Si je me fis à tout ce que j’ai pu lire avant, pendant et après la campagne électorale, je dois admettre que j’aurais évité de voter. À titre de lecteur/trice assidu(e), personne ne sera étonné de ma révolte concernant l’absence des enjeux numériques dans le programme des parties qui loin de s’être résorbée, s’est exacerbée plus que jamais. Dans une ère où la connectivité a complètement sapé le portrait social d’antan avec la vision « tunnel » et la mobidépendance (nomophobie) qui caractérise la plupart d’entre nous, aimanté à nos écrans, comment ne pas s’étonner que nous ayons perdu la vision lointaine. Politiciens, leaders, journalistes et autres influenceurs c’est l’heure du « reality check » ou comment dire… l’heure du réveil a sonné. Diriger, gouverner ou gérer signifie plus que jamais : savoir écouter.

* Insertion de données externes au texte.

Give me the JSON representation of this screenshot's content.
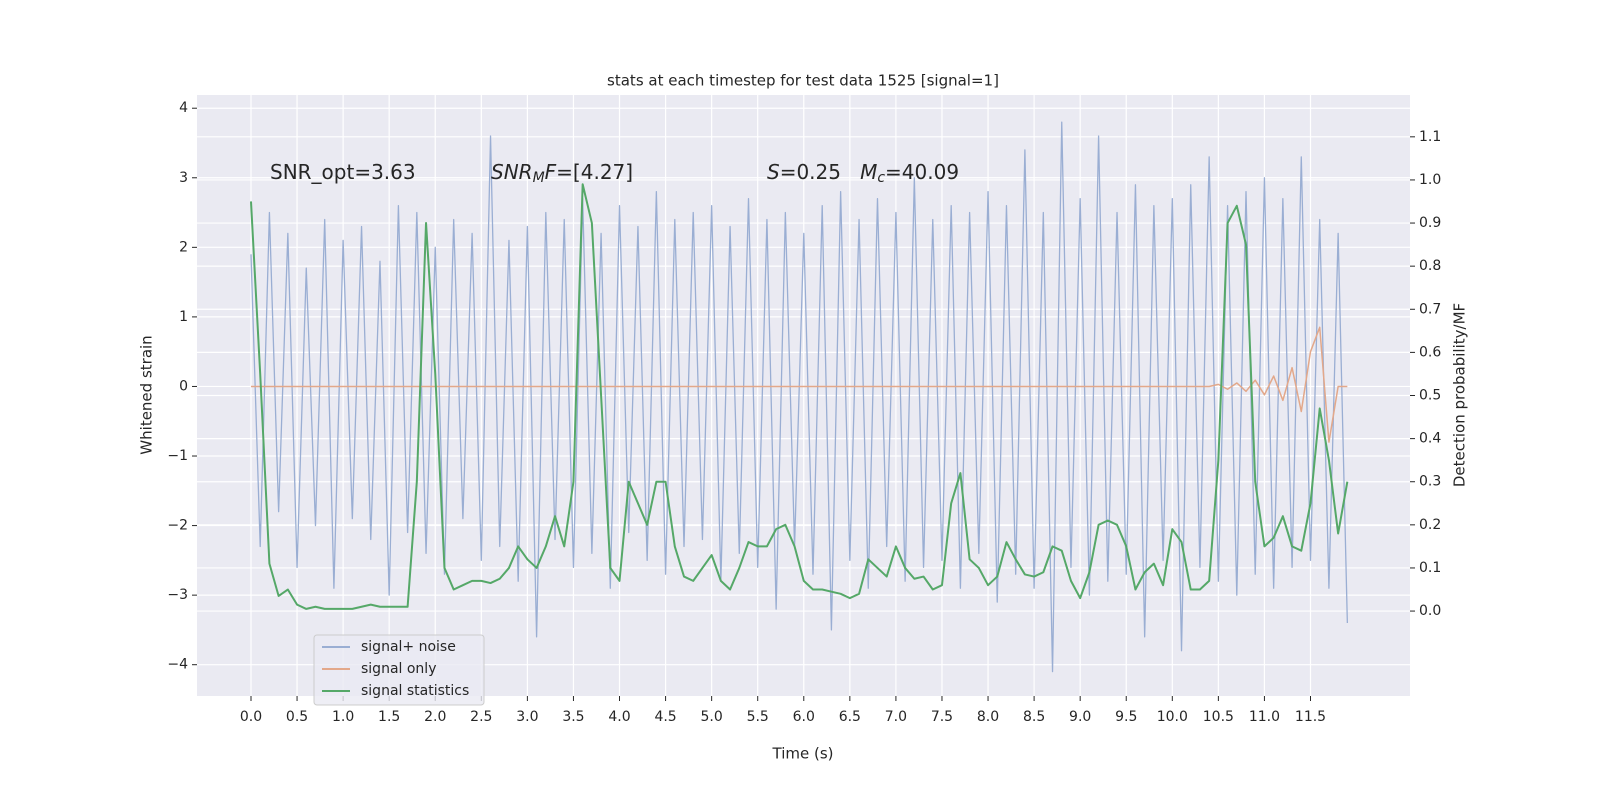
{
  "chart_data": {
    "type": "line",
    "title": "stats at each timestep for test data 1525 [signal=1]",
    "xlabel": "Time (s)",
    "ylabel": "Whitened strain",
    "y2label": "Detection probability/MF",
    "xlim": [
      -0.586,
      12.58
    ],
    "ylim": [
      -4.45,
      4.19
    ],
    "y2lim": [
      -0.197,
      1.197
    ],
    "xticks": [
      {
        "value": 0,
        "label": "0.0"
      },
      0.5,
      {
        "value": 1,
        "label": "1.0"
      },
      1.5,
      {
        "value": 2,
        "label": "2.0"
      },
      2.5,
      {
        "value": 3,
        "label": "3.0"
      },
      3.5,
      {
        "value": 4,
        "label": "4.0"
      },
      4.5,
      {
        "value": 5,
        "label": "5.0"
      },
      5.5,
      {
        "value": 6,
        "label": "6.0"
      },
      6.5,
      {
        "value": 7,
        "label": "7.0"
      },
      7.5,
      {
        "value": 8,
        "label": "8.0"
      },
      8.5,
      {
        "value": 9,
        "label": "9.0"
      },
      9.5,
      {
        "value": 10,
        "label": "10.0"
      },
      10.5,
      {
        "value": 11,
        "label": "11.0"
      },
      11.5
    ],
    "yticks": [
      {
        "value": -4,
        "label": "−4"
      },
      {
        "value": -3,
        "label": "−3"
      },
      {
        "value": -2,
        "label": "−2"
      },
      {
        "value": -1,
        "label": "−1"
      },
      0,
      1,
      2,
      3,
      4
    ],
    "y2ticks": [
      {
        "value": 0,
        "label": "0.0"
      },
      0.1,
      0.2,
      0.3,
      0.4,
      0.5,
      0.6,
      0.7,
      0.8,
      0.9,
      {
        "value": 1,
        "label": "1.0"
      },
      1.1
    ],
    "grid": true,
    "legend": "lower left",
    "annotations": [
      [
        {
          "text": "SNR_opt=3.63"
        }
      ],
      [
        {
          "text": "SNR",
          "italic": true
        },
        {
          "text": "M",
          "italic": true,
          "sub": true
        },
        {
          "text": "F",
          "italic": true
        },
        {
          "text": "=[4.27]"
        }
      ],
      [
        {
          "text": "S",
          "italic": true
        },
        {
          "text": "=0.25   "
        },
        {
          "text": "M",
          "italic": true
        },
        {
          "text": "c",
          "italic": true,
          "sub": true
        },
        {
          "text": "=40.09"
        }
      ]
    ],
    "x": [
      0,
      0.1,
      0.2,
      0.3,
      0.4,
      0.5,
      0.6,
      0.7,
      0.8,
      0.9,
      1,
      1.1,
      1.2,
      1.3,
      1.4,
      1.5,
      1.6,
      1.7,
      1.8,
      1.9,
      2,
      2.1,
      2.2,
      2.3,
      2.4,
      2.5,
      2.6,
      2.7,
      2.8,
      2.9,
      3,
      3.1,
      3.2,
      3.3,
      3.4,
      3.5,
      3.6,
      3.7,
      3.8,
      3.9,
      4,
      4.1,
      4.2,
      4.3,
      4.4,
      4.5,
      4.6,
      4.7,
      4.8,
      4.9,
      5,
      5.1,
      5.2,
      5.3,
      5.4,
      5.5,
      5.6,
      5.7,
      5.8,
      5.9,
      6,
      6.1,
      6.2,
      6.3,
      6.4,
      6.5,
      6.6,
      6.7,
      6.8,
      6.9,
      7,
      7.1,
      7.2,
      7.3,
      7.4,
      7.5,
      7.6,
      7.7,
      7.8,
      7.9,
      8,
      8.1,
      8.2,
      8.3,
      8.4,
      8.5,
      8.6,
      8.7,
      8.8,
      8.9,
      9,
      9.1,
      9.2,
      9.3,
      9.4,
      9.5,
      9.6,
      9.7,
      9.8,
      9.9,
      10,
      10.1,
      10.2,
      10.3,
      10.4,
      10.5,
      10.6,
      10.7,
      10.8,
      10.9,
      11,
      11.1,
      11.2,
      11.3,
      11.4,
      11.5,
      11.6,
      11.7,
      11.8,
      11.9
    ],
    "series": [
      {
        "name": "signal+ noise",
        "color": "#9aaed3",
        "axis": "y",
        "values": [
          1.9,
          -2.3,
          2.5,
          -1.8,
          2.2,
          -2.6,
          1.7,
          -2.0,
          2.4,
          -2.9,
          2.1,
          -1.9,
          2.3,
          -2.2,
          1.8,
          -3.0,
          2.6,
          -2.1,
          2.5,
          -2.4,
          2.0,
          -2.7,
          2.4,
          -1.9,
          2.2,
          -2.5,
          3.6,
          -2.3,
          2.1,
          -2.8,
          2.3,
          -3.6,
          2.5,
          -2.2,
          2.4,
          -2.6,
          2.7,
          -2.4,
          2.2,
          -2.9,
          2.6,
          -2.1,
          2.3,
          -2.5,
          2.8,
          -2.7,
          2.4,
          -2.3,
          2.5,
          -2.2,
          2.6,
          -2.8,
          2.3,
          -2.4,
          2.7,
          -2.6,
          2.4,
          -3.2,
          2.5,
          -2.3,
          2.2,
          -2.7,
          2.6,
          -3.5,
          2.8,
          -2.5,
          2.4,
          -2.9,
          2.7,
          -2.3,
          2.5,
          -2.8,
          3.0,
          -2.6,
          2.4,
          -2.5,
          2.6,
          -2.9,
          2.5,
          -2.4,
          2.8,
          -3.1,
          2.6,
          -2.7,
          3.4,
          -2.9,
          2.5,
          -4.1,
          3.8,
          -2.6,
          2.7,
          -3.0,
          3.6,
          -2.8,
          2.5,
          -2.7,
          2.9,
          -3.6,
          2.6,
          -2.5,
          2.7,
          -3.8,
          2.9,
          -2.6,
          3.3,
          -2.8,
          2.6,
          -3.0,
          2.8,
          -2.7,
          3.0,
          -2.9,
          2.7,
          -2.6,
          3.3,
          -2.5,
          2.4,
          -2.9,
          2.2,
          -3.4
        ]
      },
      {
        "name": "signal only",
        "color": "#e3a88a",
        "axis": "y",
        "values": [
          0,
          0,
          0,
          0,
          0,
          0,
          0,
          0,
          0,
          0,
          0,
          0,
          0,
          0,
          0,
          0,
          0,
          0,
          0,
          0,
          0,
          0,
          0,
          0,
          0,
          0,
          0,
          0,
          0,
          0,
          0,
          0,
          0,
          0,
          0,
          0,
          0,
          0,
          0,
          0,
          0,
          0,
          0,
          0,
          0,
          0,
          0,
          0,
          0,
          0,
          0,
          0,
          0,
          0,
          0,
          0,
          0,
          0,
          0,
          0,
          0,
          0,
          0,
          0,
          0,
          0,
          0,
          0,
          0,
          0,
          0,
          0,
          0,
          0,
          0,
          0,
          0,
          0,
          0,
          0,
          0,
          0,
          0,
          0,
          0,
          0,
          0,
          0,
          0,
          0,
          0,
          0,
          0,
          0,
          0,
          0,
          0,
          0,
          0,
          0,
          0,
          0,
          0,
          0,
          0,
          0.03,
          -0.04,
          0.05,
          -0.07,
          0.09,
          -0.12,
          0.15,
          -0.2,
          0.27,
          -0.36,
          0.5,
          0.85,
          -0.8,
          0,
          0
        ]
      },
      {
        "name": "signal statistics",
        "color": "#55a868",
        "axis": "y2",
        "values": [
          0.95,
          0.55,
          0.11,
          0.035,
          0.05,
          0.015,
          0.005,
          0.01,
          0.005,
          0.005,
          0.005,
          0.005,
          0.01,
          0.015,
          0.01,
          0.01,
          0.01,
          0.01,
          0.3,
          0.9,
          0.55,
          0.1,
          0.05,
          0.06,
          0.07,
          0.07,
          0.065,
          0.075,
          0.1,
          0.15,
          0.12,
          0.1,
          0.15,
          0.22,
          0.15,
          0.3,
          0.99,
          0.9,
          0.5,
          0.1,
          0.07,
          0.3,
          0.25,
          0.2,
          0.3,
          0.3,
          0.15,
          0.08,
          0.07,
          0.1,
          0.13,
          0.07,
          0.05,
          0.1,
          0.16,
          0.15,
          0.15,
          0.19,
          0.2,
          0.15,
          0.07,
          0.05,
          0.05,
          0.045,
          0.04,
          0.03,
          0.04,
          0.12,
          0.1,
          0.08,
          0.15,
          0.1,
          0.075,
          0.08,
          0.05,
          0.06,
          0.25,
          0.32,
          0.12,
          0.1,
          0.06,
          0.08,
          0.16,
          0.12,
          0.085,
          0.08,
          0.09,
          0.15,
          0.14,
          0.07,
          0.03,
          0.09,
          0.2,
          0.21,
          0.2,
          0.15,
          0.05,
          0.09,
          0.11,
          0.06,
          0.19,
          0.16,
          0.05,
          0.05,
          0.07,
          0.35,
          0.9,
          0.94,
          0.85,
          0.3,
          0.15,
          0.17,
          0.22,
          0.15,
          0.14,
          0.25,
          0.47,
          0.35,
          0.18,
          0.3
        ]
      }
    ]
  }
}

Justin Trudeau dit avoir reçu le message clairement, et qu’il va écouter les Canadiens… Quoi, il était sourd avant? Avouons que peu de leaders savent dire avec humilité ces paroles, mais attendons de voir si ses bottines iront dans le même sens que ses babines. La pression sera forte. Je lui souhaite sincèrement la meilleure des chances, mais surtout le courage de développer certains talents qui lui manquent cruellement pour ce défi titanesque.

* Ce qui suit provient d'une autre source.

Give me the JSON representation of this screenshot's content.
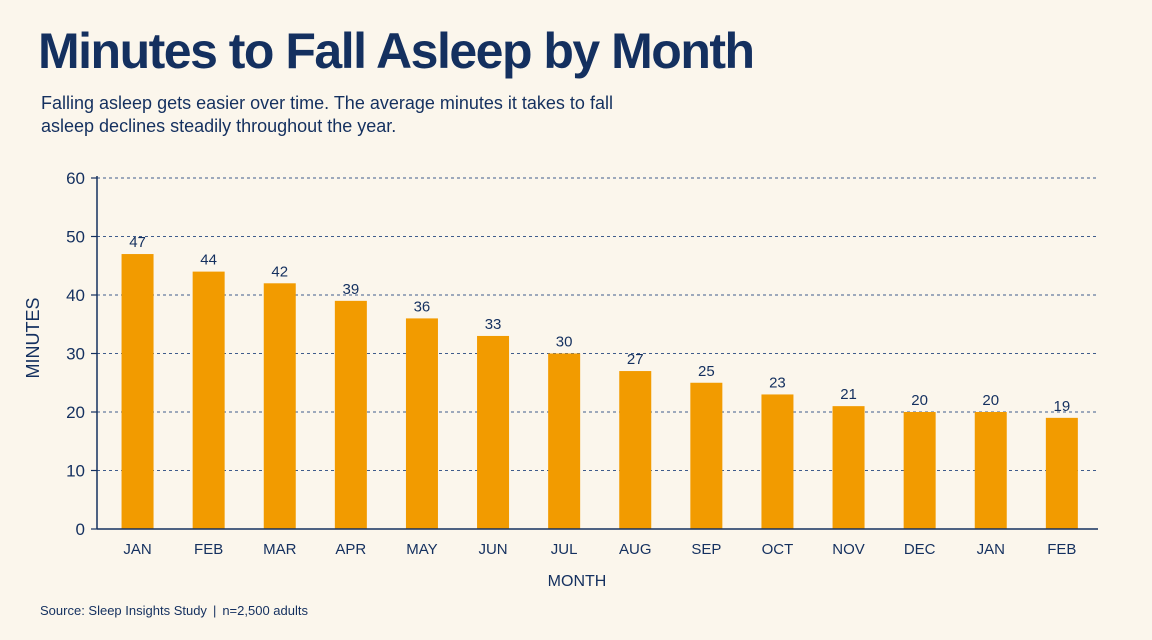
{
  "header": {
    "title": "Minutes to Fall Asleep by Month",
    "subtitle": "Falling asleep gets easier over time. The average minutes it takes to fall asleep declines steadily throughout the year."
  },
  "footer": {
    "source": "Source: Sleep Insights Study",
    "separator": "|",
    "sample": "n=2,500 adults"
  },
  "colors": {
    "bar": "#f29b00",
    "text": "#14305f",
    "grid": "#3f5c8c",
    "background": "#fbf6ec"
  },
  "chart_data": {
    "type": "bar",
    "title": "Minutes to Fall Asleep by Month",
    "xlabel": "MONTH",
    "ylabel": "MINUTES",
    "categories": [
      "JAN",
      "FEB",
      "MAR",
      "APR",
      "MAY",
      "JUN",
      "JUL",
      "AUG",
      "SEP",
      "OCT",
      "NOV",
      "DEC",
      "JAN",
      "FEB"
    ],
    "values": [
      47,
      44,
      42,
      39,
      36,
      33,
      30,
      27,
      25,
      23,
      21,
      20,
      20,
      19
    ],
    "data_labels": [
      "47",
      "44",
      "42",
      "39",
      "36",
      "33",
      "30",
      "27",
      "25",
      "23",
      "21",
      "20",
      "20",
      "19"
    ],
    "ylim": [
      0,
      60
    ],
    "yticks": [
      0,
      10,
      20,
      30,
      40,
      50,
      60
    ],
    "ytick_labels": [
      "0",
      "10",
      "20",
      "30",
      "40",
      "50",
      "60"
    ],
    "grid": "horizontal dashed",
    "legend": "none"
  }
}
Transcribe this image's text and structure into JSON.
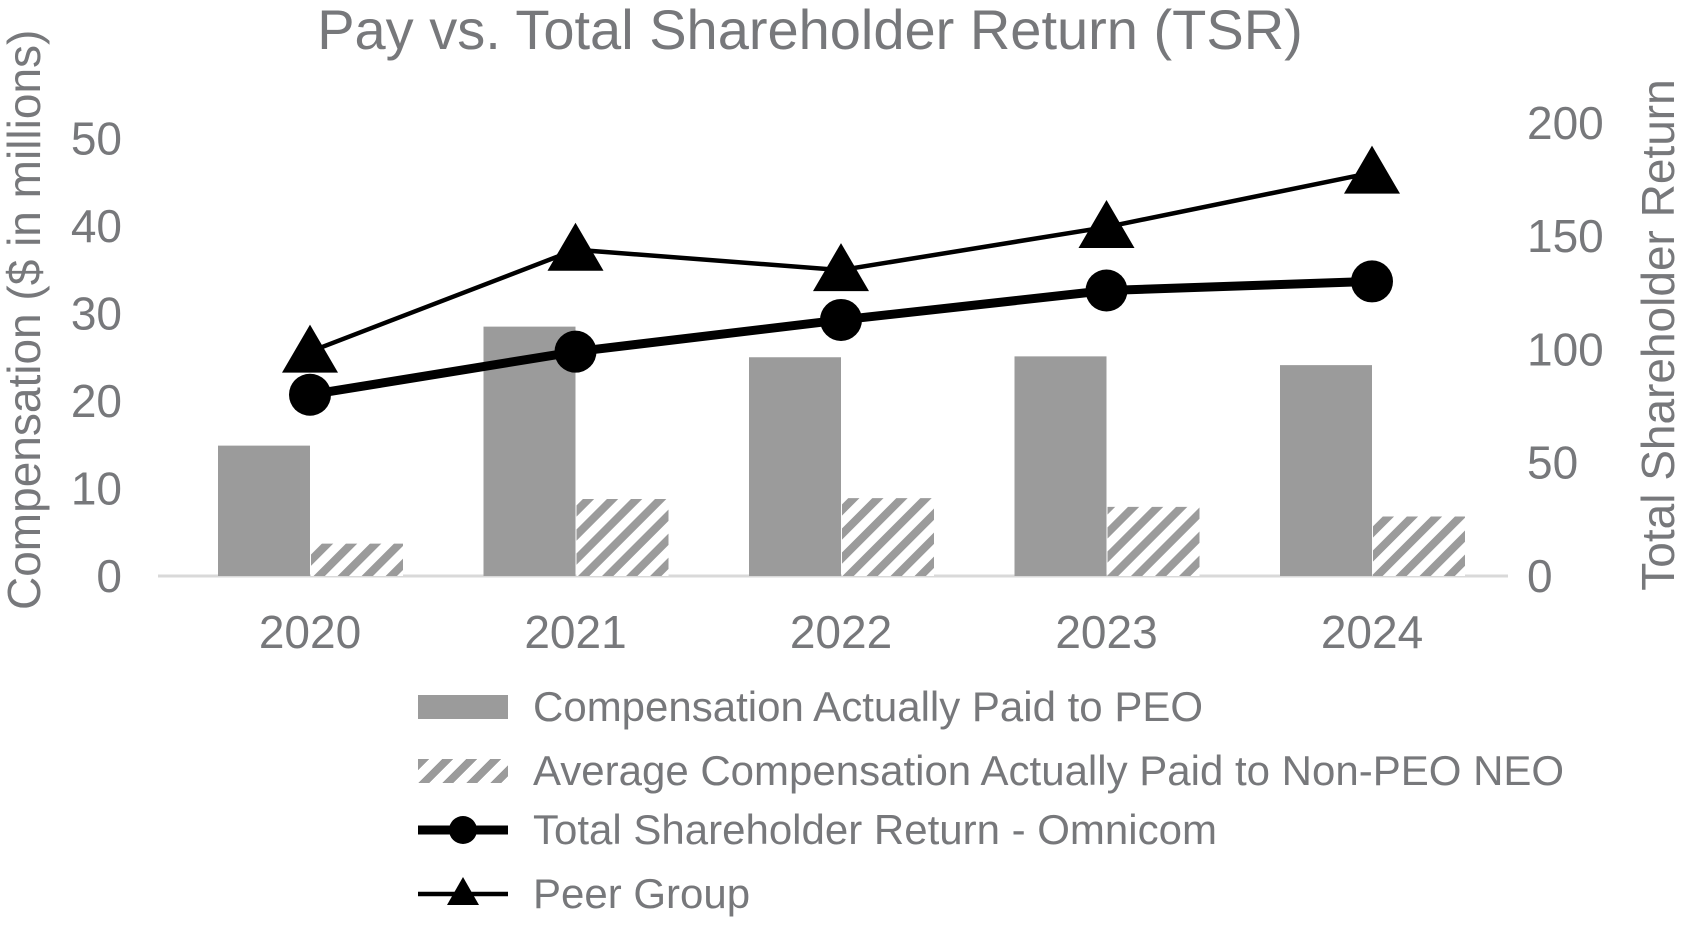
{
  "title": "Pay vs. Total Shareholder Return (TSR)",
  "colors": {
    "bar_gray": "#9b9b9b",
    "text_gray": "#77787b",
    "line_black": "#000000",
    "axis_line_gray": "#d9d9d9",
    "background": "#ffffff"
  },
  "chart_data": {
    "type": "bar",
    "subtype": "combo-bar-line-dual-axis",
    "title": "Pay vs. Total Shareholder Return (TSR)",
    "categories": [
      "2020",
      "2021",
      "2022",
      "2023",
      "2024"
    ],
    "series": [
      {
        "name": "Compensation Actually Paid to PEO",
        "type": "bar",
        "axis": "left",
        "style": "solid-gray",
        "values": [
          14.9,
          28.5,
          25.0,
          25.1,
          24.1
        ]
      },
      {
        "name": "Average Compensation Actually Paid to Non-PEO NEO",
        "type": "bar",
        "axis": "left",
        "style": "hatched-diagonal",
        "values": [
          3.7,
          8.8,
          8.9,
          7.9,
          6.8
        ]
      },
      {
        "name": "Total Shareholder Return - Omnicom",
        "type": "line",
        "axis": "right",
        "marker": "circle",
        "line_weight": "thick",
        "values": [
          80,
          99,
          113,
          126,
          130
        ]
      },
      {
        "name": "Peer Group",
        "type": "line",
        "axis": "right",
        "marker": "triangle",
        "line_weight": "thin",
        "values": [
          99,
          144,
          135,
          154,
          178
        ]
      }
    ],
    "y_left": {
      "label": "Compensation ($ in millions)",
      "ticks": [
        0,
        10,
        20,
        30,
        40,
        50
      ],
      "range": [
        0,
        50
      ]
    },
    "y_right": {
      "label": "Total Shareholder Return",
      "ticks": [
        0,
        50,
        100,
        150,
        200
      ],
      "range": [
        0,
        200
      ]
    },
    "grid": false,
    "legend_position": "bottom-left"
  }
}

La polarisation planétaire des enjeux et des priorités
Qu’ont en commun, la Catalogne, le Brexit, les Gilets jaunes, les révoltes à Hong Kong et au Chili pour ne nommer que celles-ci ? Une profonde scission de la gauche et de la droite, des divergences de vision, de moyens et des lacunes de communication sans précédent. C’est d’ailleurs, le combat des Américains depuis longtemps: ce profond clivage entre la droite et la gauche dirigé actuellement par un président plus à droite qu’adroit.

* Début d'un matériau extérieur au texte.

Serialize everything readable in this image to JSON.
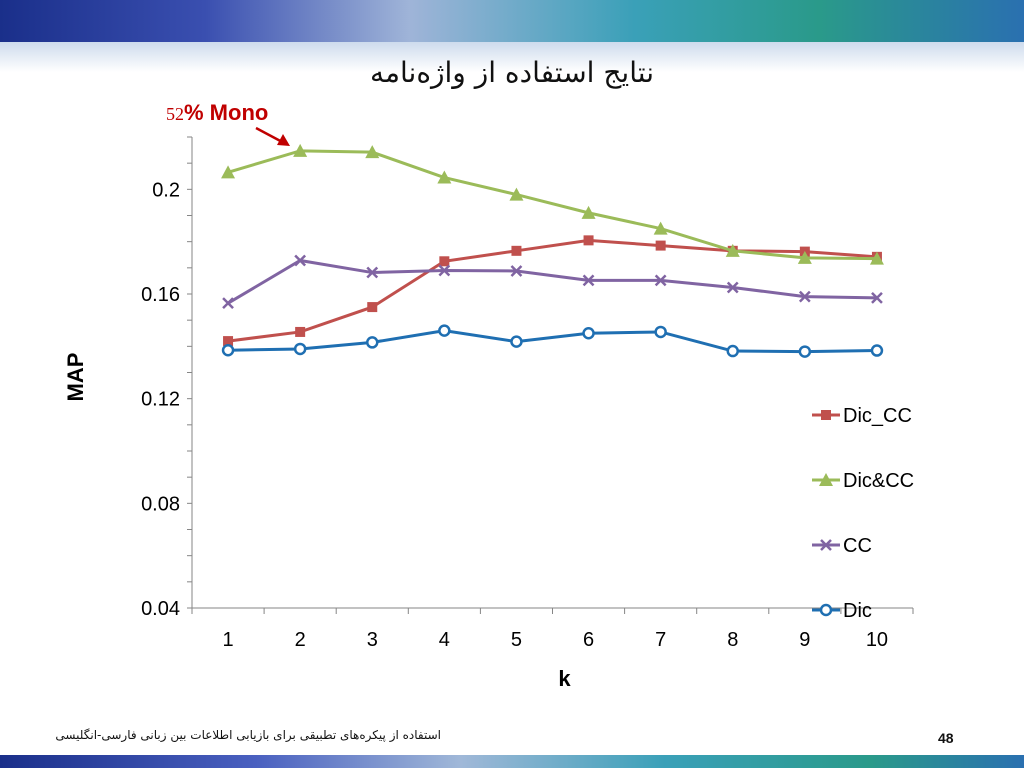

Oui, tous ces feux démocratiques ont des motifs et des origines différents, mais le point commun est sans l’ombre d’un doute le profond désir de changement ou le profond refus du changement. Qui a tort, qui a raison? Ce billet ne tentera pas de prendre position, rassurez-vous, mais je vais tout de même me permettre d’orienter la réflexion, parce que je suis profondément convaincue que rompre avec le passé est inévitable puisque l’avenir se construit à la vitesse grand V et si nous refusons le TGV du changement, il y aura les feux de la résistance. Tout ça ne sera pas sans conséquence.
Comment gérer une entreprise si les employés et la direction ne partagent pas une vision commune?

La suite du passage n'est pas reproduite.